I think about the possibility of Chris Ware drawing himself again in the future as another character in his stories. This time he could be a music teacher. He who has always preached that comics have an inner music that the artist must know how to detect and potentiate. A rhetorical question that the writer Catherine Taylor asks in her book Image Text Music comes to mind: “If the conjugal relationship of image and text produces a kind of music, what is it? Not just an erotic reverie but an eroticized way of reading and looking?”[8] It would be fantastic to attend the classes where Chris Ware, the music teacher, answers these questions.

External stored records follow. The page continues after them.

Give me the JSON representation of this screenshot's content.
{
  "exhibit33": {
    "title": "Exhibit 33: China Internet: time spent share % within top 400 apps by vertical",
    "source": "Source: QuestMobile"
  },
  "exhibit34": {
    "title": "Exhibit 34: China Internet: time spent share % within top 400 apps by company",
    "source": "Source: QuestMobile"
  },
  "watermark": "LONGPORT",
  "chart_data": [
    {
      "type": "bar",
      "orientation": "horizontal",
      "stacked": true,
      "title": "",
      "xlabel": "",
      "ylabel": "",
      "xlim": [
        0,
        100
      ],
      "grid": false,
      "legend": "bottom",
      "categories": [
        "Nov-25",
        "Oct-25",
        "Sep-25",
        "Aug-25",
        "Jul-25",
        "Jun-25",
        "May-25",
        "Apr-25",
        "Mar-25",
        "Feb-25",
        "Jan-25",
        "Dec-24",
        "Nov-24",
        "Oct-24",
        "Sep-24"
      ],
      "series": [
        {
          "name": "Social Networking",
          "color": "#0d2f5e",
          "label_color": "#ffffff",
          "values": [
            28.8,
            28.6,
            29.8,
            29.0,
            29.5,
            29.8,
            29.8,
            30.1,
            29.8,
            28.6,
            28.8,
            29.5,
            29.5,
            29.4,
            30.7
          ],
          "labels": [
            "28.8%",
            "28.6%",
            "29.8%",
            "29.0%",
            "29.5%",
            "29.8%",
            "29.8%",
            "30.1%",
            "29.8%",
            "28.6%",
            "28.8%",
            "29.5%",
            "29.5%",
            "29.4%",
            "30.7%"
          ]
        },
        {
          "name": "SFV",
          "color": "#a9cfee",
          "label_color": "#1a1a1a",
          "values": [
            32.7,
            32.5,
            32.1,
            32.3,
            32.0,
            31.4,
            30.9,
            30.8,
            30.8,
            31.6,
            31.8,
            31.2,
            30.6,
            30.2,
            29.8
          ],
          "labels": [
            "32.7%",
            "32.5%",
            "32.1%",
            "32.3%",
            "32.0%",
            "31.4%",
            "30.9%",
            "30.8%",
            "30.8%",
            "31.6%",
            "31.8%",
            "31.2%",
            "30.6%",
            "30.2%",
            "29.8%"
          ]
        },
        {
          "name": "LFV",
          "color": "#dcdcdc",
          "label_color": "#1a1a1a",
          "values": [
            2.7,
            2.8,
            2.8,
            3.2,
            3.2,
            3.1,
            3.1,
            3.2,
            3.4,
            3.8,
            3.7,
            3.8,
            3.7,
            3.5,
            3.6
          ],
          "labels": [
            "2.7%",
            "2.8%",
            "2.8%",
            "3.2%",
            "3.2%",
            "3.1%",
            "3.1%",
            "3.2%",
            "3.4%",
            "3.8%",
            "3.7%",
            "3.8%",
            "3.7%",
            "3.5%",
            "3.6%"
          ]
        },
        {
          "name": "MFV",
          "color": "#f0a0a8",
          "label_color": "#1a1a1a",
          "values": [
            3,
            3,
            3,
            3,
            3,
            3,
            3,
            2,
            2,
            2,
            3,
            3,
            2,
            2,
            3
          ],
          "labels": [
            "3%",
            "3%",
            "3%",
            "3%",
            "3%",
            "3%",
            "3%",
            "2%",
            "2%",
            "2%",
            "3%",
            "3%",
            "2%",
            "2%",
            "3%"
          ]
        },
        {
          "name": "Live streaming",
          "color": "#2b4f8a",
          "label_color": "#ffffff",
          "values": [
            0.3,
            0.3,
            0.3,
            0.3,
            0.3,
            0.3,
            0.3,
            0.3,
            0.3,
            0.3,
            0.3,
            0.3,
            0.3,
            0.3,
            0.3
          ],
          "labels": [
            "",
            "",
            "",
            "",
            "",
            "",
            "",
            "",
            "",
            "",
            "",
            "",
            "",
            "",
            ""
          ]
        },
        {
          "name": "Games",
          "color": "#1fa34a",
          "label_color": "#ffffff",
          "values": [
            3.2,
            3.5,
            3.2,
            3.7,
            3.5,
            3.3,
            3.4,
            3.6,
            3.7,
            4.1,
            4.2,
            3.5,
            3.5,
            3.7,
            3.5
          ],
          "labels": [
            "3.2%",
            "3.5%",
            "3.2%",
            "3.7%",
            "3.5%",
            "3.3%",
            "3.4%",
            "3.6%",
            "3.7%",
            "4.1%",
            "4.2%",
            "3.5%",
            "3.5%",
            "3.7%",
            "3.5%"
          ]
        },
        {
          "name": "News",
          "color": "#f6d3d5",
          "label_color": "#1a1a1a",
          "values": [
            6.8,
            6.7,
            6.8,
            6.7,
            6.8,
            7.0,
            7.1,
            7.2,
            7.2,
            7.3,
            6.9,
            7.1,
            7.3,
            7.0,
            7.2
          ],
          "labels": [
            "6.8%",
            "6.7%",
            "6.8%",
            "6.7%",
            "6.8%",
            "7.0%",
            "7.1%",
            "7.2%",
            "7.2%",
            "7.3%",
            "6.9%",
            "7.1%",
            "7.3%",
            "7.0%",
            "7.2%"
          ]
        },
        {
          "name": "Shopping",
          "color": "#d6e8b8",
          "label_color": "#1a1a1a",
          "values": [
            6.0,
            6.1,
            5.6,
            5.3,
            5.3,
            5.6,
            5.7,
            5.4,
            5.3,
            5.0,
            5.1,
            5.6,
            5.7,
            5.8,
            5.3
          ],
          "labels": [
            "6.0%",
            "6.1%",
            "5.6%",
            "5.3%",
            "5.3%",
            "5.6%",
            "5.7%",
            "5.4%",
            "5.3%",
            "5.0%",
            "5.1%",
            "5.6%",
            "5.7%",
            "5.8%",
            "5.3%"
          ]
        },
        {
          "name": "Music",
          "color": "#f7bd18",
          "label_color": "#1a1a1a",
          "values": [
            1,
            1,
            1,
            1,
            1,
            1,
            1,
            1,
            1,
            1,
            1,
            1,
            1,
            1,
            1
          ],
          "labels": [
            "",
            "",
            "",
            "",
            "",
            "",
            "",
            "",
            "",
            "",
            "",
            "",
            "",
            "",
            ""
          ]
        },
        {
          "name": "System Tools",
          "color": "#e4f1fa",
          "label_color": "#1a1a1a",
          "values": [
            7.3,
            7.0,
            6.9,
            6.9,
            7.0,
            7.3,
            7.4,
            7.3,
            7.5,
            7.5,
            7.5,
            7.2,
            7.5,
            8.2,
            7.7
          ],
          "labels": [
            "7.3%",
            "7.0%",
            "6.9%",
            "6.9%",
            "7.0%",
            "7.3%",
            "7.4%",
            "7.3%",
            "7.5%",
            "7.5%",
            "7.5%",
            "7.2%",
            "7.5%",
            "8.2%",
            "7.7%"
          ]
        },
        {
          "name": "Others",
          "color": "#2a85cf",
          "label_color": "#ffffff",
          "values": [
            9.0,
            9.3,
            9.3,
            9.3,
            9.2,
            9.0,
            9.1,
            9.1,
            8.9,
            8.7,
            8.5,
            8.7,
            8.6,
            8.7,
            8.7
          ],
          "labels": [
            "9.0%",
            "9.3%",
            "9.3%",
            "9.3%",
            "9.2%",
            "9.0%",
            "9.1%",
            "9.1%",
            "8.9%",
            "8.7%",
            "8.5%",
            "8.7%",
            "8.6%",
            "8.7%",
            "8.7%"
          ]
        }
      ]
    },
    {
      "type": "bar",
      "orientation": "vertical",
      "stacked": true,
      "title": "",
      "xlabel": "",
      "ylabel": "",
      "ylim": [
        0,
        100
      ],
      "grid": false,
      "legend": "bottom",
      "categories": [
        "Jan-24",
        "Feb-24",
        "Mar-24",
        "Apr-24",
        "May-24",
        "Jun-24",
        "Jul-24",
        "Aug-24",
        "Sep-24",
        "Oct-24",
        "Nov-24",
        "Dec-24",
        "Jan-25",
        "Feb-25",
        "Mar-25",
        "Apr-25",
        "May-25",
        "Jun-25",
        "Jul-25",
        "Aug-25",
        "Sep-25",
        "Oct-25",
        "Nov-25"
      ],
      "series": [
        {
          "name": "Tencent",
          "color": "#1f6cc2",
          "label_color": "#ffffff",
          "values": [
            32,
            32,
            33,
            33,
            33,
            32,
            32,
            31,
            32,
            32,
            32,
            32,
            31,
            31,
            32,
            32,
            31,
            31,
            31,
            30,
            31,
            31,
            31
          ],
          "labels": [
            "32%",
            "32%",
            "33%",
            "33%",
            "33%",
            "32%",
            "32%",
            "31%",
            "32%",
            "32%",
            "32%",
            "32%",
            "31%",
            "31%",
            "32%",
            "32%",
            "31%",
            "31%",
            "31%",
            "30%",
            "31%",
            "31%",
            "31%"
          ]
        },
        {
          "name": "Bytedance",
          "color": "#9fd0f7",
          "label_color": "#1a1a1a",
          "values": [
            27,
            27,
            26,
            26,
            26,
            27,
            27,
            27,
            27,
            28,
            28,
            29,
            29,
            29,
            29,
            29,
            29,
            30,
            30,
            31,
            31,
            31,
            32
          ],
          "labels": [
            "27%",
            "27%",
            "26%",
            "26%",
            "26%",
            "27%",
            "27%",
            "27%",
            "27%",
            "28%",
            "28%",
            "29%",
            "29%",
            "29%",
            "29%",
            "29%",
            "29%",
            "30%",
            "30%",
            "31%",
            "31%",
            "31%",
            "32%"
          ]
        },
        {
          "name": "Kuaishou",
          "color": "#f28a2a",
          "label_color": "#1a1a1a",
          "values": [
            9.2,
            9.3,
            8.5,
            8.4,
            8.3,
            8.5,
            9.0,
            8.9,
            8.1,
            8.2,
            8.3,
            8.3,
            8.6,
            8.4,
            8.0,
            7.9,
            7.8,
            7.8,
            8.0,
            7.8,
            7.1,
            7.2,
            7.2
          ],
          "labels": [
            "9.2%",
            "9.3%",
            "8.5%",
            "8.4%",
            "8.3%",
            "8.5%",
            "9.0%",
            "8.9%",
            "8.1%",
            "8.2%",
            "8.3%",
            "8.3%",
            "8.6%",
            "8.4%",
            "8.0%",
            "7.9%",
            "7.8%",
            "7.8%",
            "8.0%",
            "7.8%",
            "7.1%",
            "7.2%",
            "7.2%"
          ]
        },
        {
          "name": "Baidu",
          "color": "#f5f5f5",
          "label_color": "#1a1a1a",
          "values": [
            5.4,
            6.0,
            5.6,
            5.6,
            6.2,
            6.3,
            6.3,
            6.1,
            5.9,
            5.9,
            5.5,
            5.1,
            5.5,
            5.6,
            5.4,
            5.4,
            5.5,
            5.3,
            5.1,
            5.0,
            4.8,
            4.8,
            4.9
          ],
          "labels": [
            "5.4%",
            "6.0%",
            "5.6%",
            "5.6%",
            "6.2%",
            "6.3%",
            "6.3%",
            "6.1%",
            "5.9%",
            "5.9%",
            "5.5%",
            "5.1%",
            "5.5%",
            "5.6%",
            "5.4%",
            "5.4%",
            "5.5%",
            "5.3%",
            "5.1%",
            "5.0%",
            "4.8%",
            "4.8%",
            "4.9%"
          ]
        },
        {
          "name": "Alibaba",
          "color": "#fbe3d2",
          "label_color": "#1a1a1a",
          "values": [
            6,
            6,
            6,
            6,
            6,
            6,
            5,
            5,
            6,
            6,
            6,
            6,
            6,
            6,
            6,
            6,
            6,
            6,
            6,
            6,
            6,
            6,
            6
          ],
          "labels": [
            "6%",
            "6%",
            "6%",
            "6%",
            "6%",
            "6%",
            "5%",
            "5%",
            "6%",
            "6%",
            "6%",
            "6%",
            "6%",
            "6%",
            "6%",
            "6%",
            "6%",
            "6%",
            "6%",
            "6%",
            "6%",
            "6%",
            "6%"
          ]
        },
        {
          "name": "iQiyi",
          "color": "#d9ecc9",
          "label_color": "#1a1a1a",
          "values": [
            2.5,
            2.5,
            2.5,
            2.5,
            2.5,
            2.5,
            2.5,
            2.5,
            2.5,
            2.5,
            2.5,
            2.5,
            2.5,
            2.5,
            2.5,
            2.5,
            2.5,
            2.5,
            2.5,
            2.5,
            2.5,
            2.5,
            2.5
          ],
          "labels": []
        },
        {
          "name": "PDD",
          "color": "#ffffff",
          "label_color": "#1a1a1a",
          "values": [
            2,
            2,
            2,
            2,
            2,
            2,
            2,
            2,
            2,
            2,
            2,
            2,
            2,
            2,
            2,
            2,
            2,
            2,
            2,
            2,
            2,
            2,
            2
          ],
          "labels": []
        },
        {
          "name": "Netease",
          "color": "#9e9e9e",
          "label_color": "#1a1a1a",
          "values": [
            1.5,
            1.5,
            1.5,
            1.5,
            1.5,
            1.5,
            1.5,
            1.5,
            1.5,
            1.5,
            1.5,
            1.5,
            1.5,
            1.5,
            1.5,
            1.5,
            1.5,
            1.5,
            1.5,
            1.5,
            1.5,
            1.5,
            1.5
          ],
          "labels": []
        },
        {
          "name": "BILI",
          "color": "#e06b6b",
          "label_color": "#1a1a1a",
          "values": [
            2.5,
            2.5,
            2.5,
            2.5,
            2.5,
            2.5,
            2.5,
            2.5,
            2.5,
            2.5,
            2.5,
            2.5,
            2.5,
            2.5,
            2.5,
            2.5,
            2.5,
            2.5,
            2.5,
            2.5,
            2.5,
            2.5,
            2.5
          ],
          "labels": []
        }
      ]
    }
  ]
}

With this hope in mind, I return from Chicago to my studio in Schaarbeek. The characters and their fictions. Re-encounters. Time will tell.
[1] Brownstein, C. (2001). “Kiss and Tell: Living with Chris, Dan, Gilbert, and Adrian”, Comics Journal núm. 234.
[2] Tolentino, N. (1998). “Chris Ware of the ACME Novelty Library”, Bunnyhop no. 9.
[3] “La infelicidad del hombre se basa en una sola cosa: que es incapaz de quedarse quieto en una habitación.” Auster, P. (2024[1982]). La invención de la soledad. Barcelona: Planeta, p. 108. English version: The Invention of Solitude. New York: Faber and Faber.
[4] “Cartoonists especially tend to be either attic workers or basement workers, and I’ve had this theory for years that those who work in the basement had trouble with their moms and those who work in the attics had trouble with their dads” (Alec Marsh). Braithwaite, J. (ed). (2017). Chris Ware: Conversations. Jackson: University Press of Mississippi, p. 200.
[5] Ibid., pp. 195-196.
[6] “Inking is kind of a relief he [Chris Ware] gets. He makes a lot of phone calls; he talks while he’s inking. He’s like a teen-age girl. (…) He has many friends that he’s never met, and he’s known them for years exclusively through the telephone.” Brownstein, C. (June 2001).
[7] “Mr. Brown, the human clown. This is how the kids call him. And if I was gonna draw him, I guess that’s how I’d do it”. Ware, C. (2019). Rusty Brown. New York: Pantheon Books.
[8] “If the conjugal relationship of image and text produces a kind of music, what is it? Not just an erotic reverie but an eroticized way of reading and looking?” Taylor, C. (2022). Image Text Music. London: SPBH Editions.